Vous pouvez le trouver en pdf sur la colonne de droite du blog, vous pouvez aussi vous le procurer en format papier, nous en avons imprimé quelques exemplaires[2].

Quelques extraits pour, je l’espère, vous donner envie d’en lire davantage !

Chemin faisant nous avons en effet découvert que notre réflexion collective était un formidable accélérateur de nos propres transformations personnelles. Penser la citoyenneté entreprenante nous a amené à agir en citoyens entreprenants.

On rejoint un réseau, on n’adhère pas à une cause. On parle pour cela de « liens élastiques ». Les participants aux Ateliers ont en effet une relation très particulière à l’association. On y vient, on en repart, on y revient, au gré des mouvements de la vie, et particulièrement des changements dans l’activité professionnelle. Cette intensité variable de la présence conduit assez rarement à la rupture ; des personnes perdues de vue depuis des mois redonnent signe de vie de manière impromptue.

Progressivement s’invente donc une pratique du discernement citoyen peu formaliste mais avec des ingrédients suffisamment forts pour qu’ils soient immédiatement repérés par les nouveaux arrivants et adoptés avec plaisir. Il y a ainsi une forme d’évidence dans notre fonctionnement collectif apprécié de tous et donc protégé par chacun.

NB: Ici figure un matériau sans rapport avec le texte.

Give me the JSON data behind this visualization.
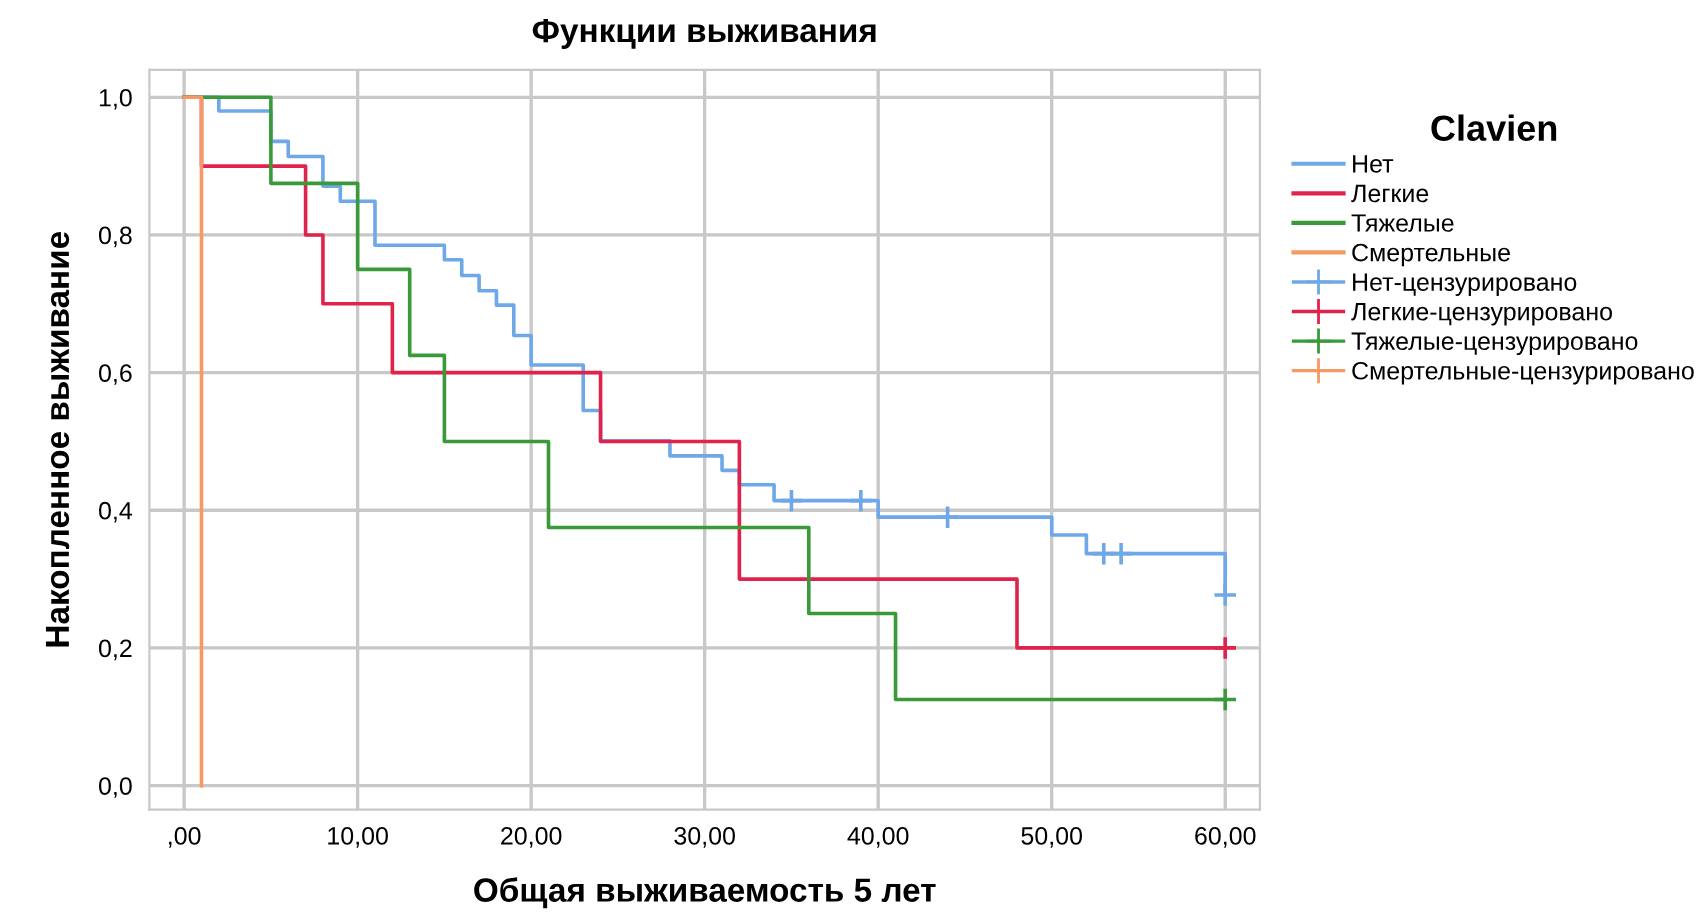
{
  "chart_data": {
    "type": "step",
    "title": "Функции выживания",
    "xlabel": "Общая выживаемость 5 лет",
    "ylabel": "Накопленное выживание",
    "legend_title": "Clavien",
    "legend": "right",
    "grid": true,
    "xlim": [
      -2,
      62
    ],
    "ylim": [
      -0.035,
      1.04
    ],
    "xticks": [
      {
        "value": 0,
        "label": ",00"
      },
      {
        "value": 10,
        "label": "10,00"
      },
      {
        "value": 20,
        "label": "20,00"
      },
      {
        "value": 30,
        "label": "30,00"
      },
      {
        "value": 40,
        "label": "40,00"
      },
      {
        "value": 50,
        "label": "50,00"
      },
      {
        "value": 60,
        "label": "60,00"
      }
    ],
    "yticks": [
      {
        "value": 0,
        "label": "0,0"
      },
      {
        "value": 0.2,
        "label": "0,2"
      },
      {
        "value": 0.4,
        "label": "0,4"
      },
      {
        "value": 0.6,
        "label": "0,6"
      },
      {
        "value": 0.8,
        "label": "0,8"
      },
      {
        "value": 1.0,
        "label": "1,0"
      }
    ],
    "series": [
      {
        "name": "Нет",
        "color": "#6fa8e8",
        "x": [
          0,
          2,
          5,
          6,
          8,
          9,
          11,
          15,
          16,
          17,
          18,
          19,
          20,
          23,
          24,
          28,
          31,
          32,
          34,
          40,
          50,
          52,
          60
        ],
        "values": [
          1.0,
          0.98,
          0.936,
          0.914,
          0.871,
          0.849,
          0.785,
          0.764,
          0.741,
          0.719,
          0.698,
          0.654,
          0.611,
          0.545,
          0.501,
          0.479,
          0.458,
          0.437,
          0.414,
          0.39,
          0.364,
          0.337,
          0.277
        ]
      },
      {
        "name": "Легкие",
        "color": "#e0234a",
        "x": [
          0,
          1,
          7,
          8,
          12,
          24,
          32,
          48,
          60
        ],
        "values": [
          1.0,
          0.9,
          0.8,
          0.7,
          0.6,
          0.5,
          0.3,
          0.2,
          0.2
        ]
      },
      {
        "name": "Тяжелые",
        "color": "#3a9a3a",
        "x": [
          0,
          5,
          10,
          13,
          15,
          21,
          36,
          41,
          60
        ],
        "values": [
          1.0,
          0.875,
          0.75,
          0.625,
          0.5,
          0.375,
          0.25,
          0.125,
          0.125
        ]
      },
      {
        "name": "Смертельные",
        "color": "#f59a62",
        "x": [
          0,
          1
        ],
        "values": [
          1.0,
          0.0
        ]
      },
      {
        "name": "Нет-цензурировано",
        "type": "scatter",
        "marker": "cross",
        "color": "#6fa8e8",
        "x": [
          35,
          39,
          44,
          53,
          54,
          60
        ],
        "values": [
          0.414,
          0.414,
          0.39,
          0.337,
          0.337,
          0.277
        ]
      },
      {
        "name": "Легкие-цензурировано",
        "type": "scatter",
        "marker": "cross",
        "color": "#e0234a",
        "x": [
          60
        ],
        "values": [
          0.2
        ]
      },
      {
        "name": "Тяжелые-цензурировано",
        "type": "scatter",
        "marker": "cross",
        "color": "#3a9a3a",
        "x": [
          60
        ],
        "values": [
          0.125
        ]
      },
      {
        "name": "Смертельные-цензурировано",
        "type": "scatter",
        "marker": "cross",
        "color": "#f59a62"
      }
    ]
  }
}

Les régulations se font donc naturellement ce qui autorise une grande liberté d’expression.

Les ateliers qui fonctionnent le mieux sont ceux qui n’ont pas un objectif de « production » imaginé à l’avance mais ceux qui acceptent de remettre l’ouvrage sur le métier à chaque séance. (Je n’ai jamais connu de situation où cette maxime s’appliquait mieux qu’au sein d’un atelier). L’animateur est alors celui qui facilite les échanges, tente de créer des liens entre opinions et expériences, retient des pistes prometteuses pour une exploration future. Un atelier chemine, il progresse à son rythme, avec des temps d’exploration qui peuvent sembler erratiques et des temps de cristallisation.

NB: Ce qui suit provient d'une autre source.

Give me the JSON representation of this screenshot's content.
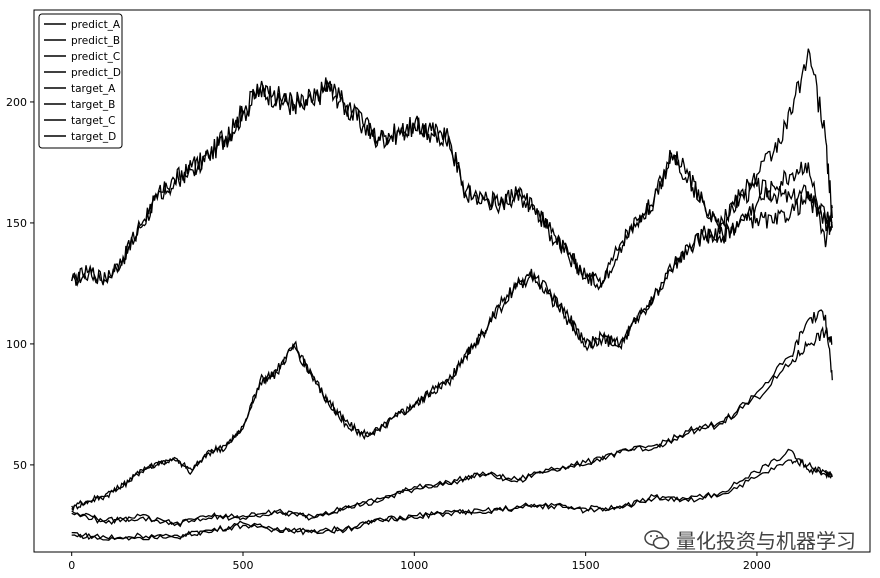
{
  "chart_data": {
    "type": "line",
    "title": "",
    "xlabel": "",
    "ylabel": "",
    "xlim": [
      -110,
      2330
    ],
    "ylim": [
      14,
      238
    ],
    "xticks": [
      0,
      500,
      1000,
      1500,
      2000
    ],
    "yticks": [
      50,
      100,
      150,
      200
    ],
    "grid": false,
    "legend_position": "top-left",
    "line_color": "#000000",
    "series": [
      {
        "name": "predict_A",
        "x": [
          0,
          50,
          100,
          150,
          200,
          250,
          300,
          350,
          400,
          450,
          500,
          550,
          600,
          650,
          700,
          750,
          800,
          850,
          900,
          950,
          1000,
          1050,
          1100,
          1150,
          1200,
          1250,
          1300,
          1350,
          1400,
          1450,
          1500,
          1550,
          1600,
          1650,
          1700,
          1750,
          1800,
          1850,
          1900,
          1950,
          2000,
          2050,
          2100,
          2150,
          2200,
          2220
        ],
        "values": [
          126,
          129,
          127,
          135,
          148,
          160,
          168,
          172,
          178,
          185,
          195,
          205,
          202,
          198,
          200,
          207,
          198,
          190,
          185,
          187,
          190,
          188,
          185,
          163,
          160,
          158,
          162,
          157,
          145,
          137,
          128,
          125,
          140,
          150,
          160,
          178,
          170,
          155,
          150,
          160,
          165,
          162,
          160,
          163,
          152,
          150
        ]
      },
      {
        "name": "predict_B",
        "x": [
          0,
          50,
          100,
          150,
          200,
          250,
          300,
          350,
          400,
          450,
          500,
          550,
          600,
          650,
          700,
          750,
          800,
          850,
          900,
          950,
          1000,
          1050,
          1100,
          1150,
          1200,
          1250,
          1300,
          1350,
          1400,
          1450,
          1500,
          1550,
          1600,
          1650,
          1700,
          1750,
          1800,
          1850,
          1900,
          1950,
          2000,
          2050,
          2100,
          2150,
          2200,
          2220
        ],
        "values": [
          32,
          35,
          37,
          42,
          47,
          51,
          52,
          48,
          55,
          58,
          65,
          85,
          88,
          100,
          88,
          75,
          68,
          62,
          65,
          70,
          75,
          80,
          85,
          95,
          105,
          115,
          125,
          128,
          120,
          110,
          100,
          102,
          100,
          110,
          120,
          130,
          140,
          145,
          145,
          150,
          152,
          150,
          155,
          160,
          150,
          148
        ]
      },
      {
        "name": "predict_C",
        "x": [
          0,
          100,
          200,
          300,
          400,
          500,
          600,
          700,
          800,
          900,
          1000,
          1100,
          1200,
          1300,
          1400,
          1500,
          1600,
          1700,
          1800,
          1900,
          2000,
          2100,
          2150,
          2200,
          2220
        ],
        "values": [
          30,
          27,
          28,
          26,
          28,
          29,
          30,
          29,
          32,
          36,
          40,
          43,
          46,
          44,
          48,
          51,
          55,
          58,
          63,
          68,
          78,
          92,
          100,
          105,
          100
        ]
      },
      {
        "name": "predict_D",
        "x": [
          0,
          100,
          200,
          300,
          400,
          500,
          600,
          700,
          800,
          900,
          1000,
          1100,
          1200,
          1300,
          1400,
          1500,
          1600,
          1700,
          1800,
          1900,
          2000,
          2100,
          2150,
          2200,
          2220
        ],
        "values": [
          22,
          19,
          21,
          20,
          23,
          25,
          24,
          22,
          24,
          27,
          29,
          30,
          31,
          32,
          34,
          31,
          33,
          36,
          36,
          38,
          45,
          52,
          50,
          47,
          46
        ]
      },
      {
        "name": "target_A",
        "x": [
          0,
          50,
          100,
          150,
          200,
          250,
          300,
          350,
          400,
          450,
          500,
          550,
          600,
          650,
          700,
          750,
          800,
          850,
          900,
          950,
          1000,
          1050,
          1100,
          1150,
          1200,
          1250,
          1300,
          1350,
          1400,
          1450,
          1500,
          1550,
          1600,
          1650,
          1700,
          1750,
          1800,
          1850,
          1900,
          1950,
          2000,
          2050,
          2100,
          2150,
          2200,
          2220
        ],
        "values": [
          126,
          130,
          126,
          136,
          149,
          161,
          167,
          173,
          177,
          186,
          196,
          206,
          201,
          199,
          201,
          208,
          197,
          191,
          184,
          188,
          191,
          187,
          186,
          162,
          161,
          157,
          163,
          156,
          146,
          136,
          127,
          126,
          141,
          151,
          159,
          179,
          169,
          156,
          151,
          161,
          170,
          180,
          195,
          222,
          185,
          152
        ]
      },
      {
        "name": "target_B",
        "x": [
          0,
          50,
          100,
          150,
          200,
          250,
          300,
          350,
          400,
          450,
          500,
          550,
          600,
          650,
          700,
          750,
          800,
          850,
          900,
          950,
          1000,
          1050,
          1100,
          1150,
          1200,
          1250,
          1300,
          1350,
          1400,
          1450,
          1500,
          1550,
          1600,
          1650,
          1700,
          1750,
          1800,
          1850,
          1900,
          1950,
          2000,
          2050,
          2100,
          2150,
          2200,
          2220
        ],
        "values": [
          33,
          35,
          38,
          41,
          48,
          50,
          53,
          47,
          56,
          57,
          66,
          84,
          89,
          99,
          87,
          76,
          67,
          63,
          64,
          71,
          74,
          81,
          84,
          96,
          104,
          116,
          124,
          129,
          119,
          111,
          99,
          103,
          99,
          111,
          119,
          131,
          139,
          146,
          144,
          151,
          158,
          165,
          170,
          175,
          140,
          156
        ]
      },
      {
        "name": "target_C",
        "x": [
          0,
          100,
          200,
          300,
          400,
          500,
          600,
          700,
          800,
          900,
          1000,
          1100,
          1200,
          1300,
          1400,
          1500,
          1600,
          1700,
          1800,
          1900,
          2000,
          2100,
          2150,
          2200,
          2220
        ],
        "values": [
          31,
          26,
          29,
          25,
          29,
          28,
          31,
          28,
          33,
          35,
          41,
          42,
          47,
          43,
          49,
          50,
          56,
          57,
          64,
          67,
          80,
          95,
          110,
          112,
          85
        ]
      },
      {
        "name": "target_D",
        "x": [
          0,
          100,
          200,
          300,
          400,
          500,
          600,
          700,
          800,
          900,
          1000,
          1100,
          1200,
          1300,
          1400,
          1500,
          1600,
          1700,
          1800,
          1900,
          2000,
          2100,
          2150,
          2200,
          2220
        ],
        "values": [
          21,
          20,
          20,
          21,
          22,
          26,
          23,
          23,
          23,
          28,
          28,
          31,
          30,
          33,
          33,
          32,
          32,
          37,
          35,
          39,
          47,
          56,
          48,
          46,
          45
        ]
      }
    ]
  },
  "watermark": {
    "text": "量化投资与机器学习",
    "icon": "wechat-icon"
  }
}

Cette « proposition » s’est naturellement faite sur le mode de la gratuité. Double gratuité : pas de financement personnel, pas d’engagement. Beaucoup s’étonnaient de pouvoir disposer d’un tel lieu sans rien débourser, sans adhésion. La plupart étaient heureux de cette relation dégagé des questions matérielles, moi le premier ! Disons-le : c’était plutôt gratifiant de pouvoir offrir cette liberté. Mais tout cela avait un coût.

Le dernier rendez-vous des Ateliers a donc eu lieu samedi 7 mai 2011. La rencontre qui avait conduit à la fondation de l’association s’était tenue le 11 décembre 2001. Une aventure de près de 10 ans s’est donc achevée un jour de printemps ensoleillé et venteux, par un « débarquement » en bonne et due forme. Nous ne voulions pas d’une fin sans fin, d’un lent délitement. Nous avions envie d’un clap de fin.

Et pour conclure des extraits des témoignages. Et pour savoir qui dit quoi, il faut aller voir dans le document-mémoire !

Ce que j’aime tout particulièrement dans les Ateliers, c’est leur côté auberge espagnole. On y trouve ce que l’on y amène… Magique vraiment cette chose qui ne sait pas où elle va, ni comment, mais très bien en revanche ce qui la fait partir, avancer, créer.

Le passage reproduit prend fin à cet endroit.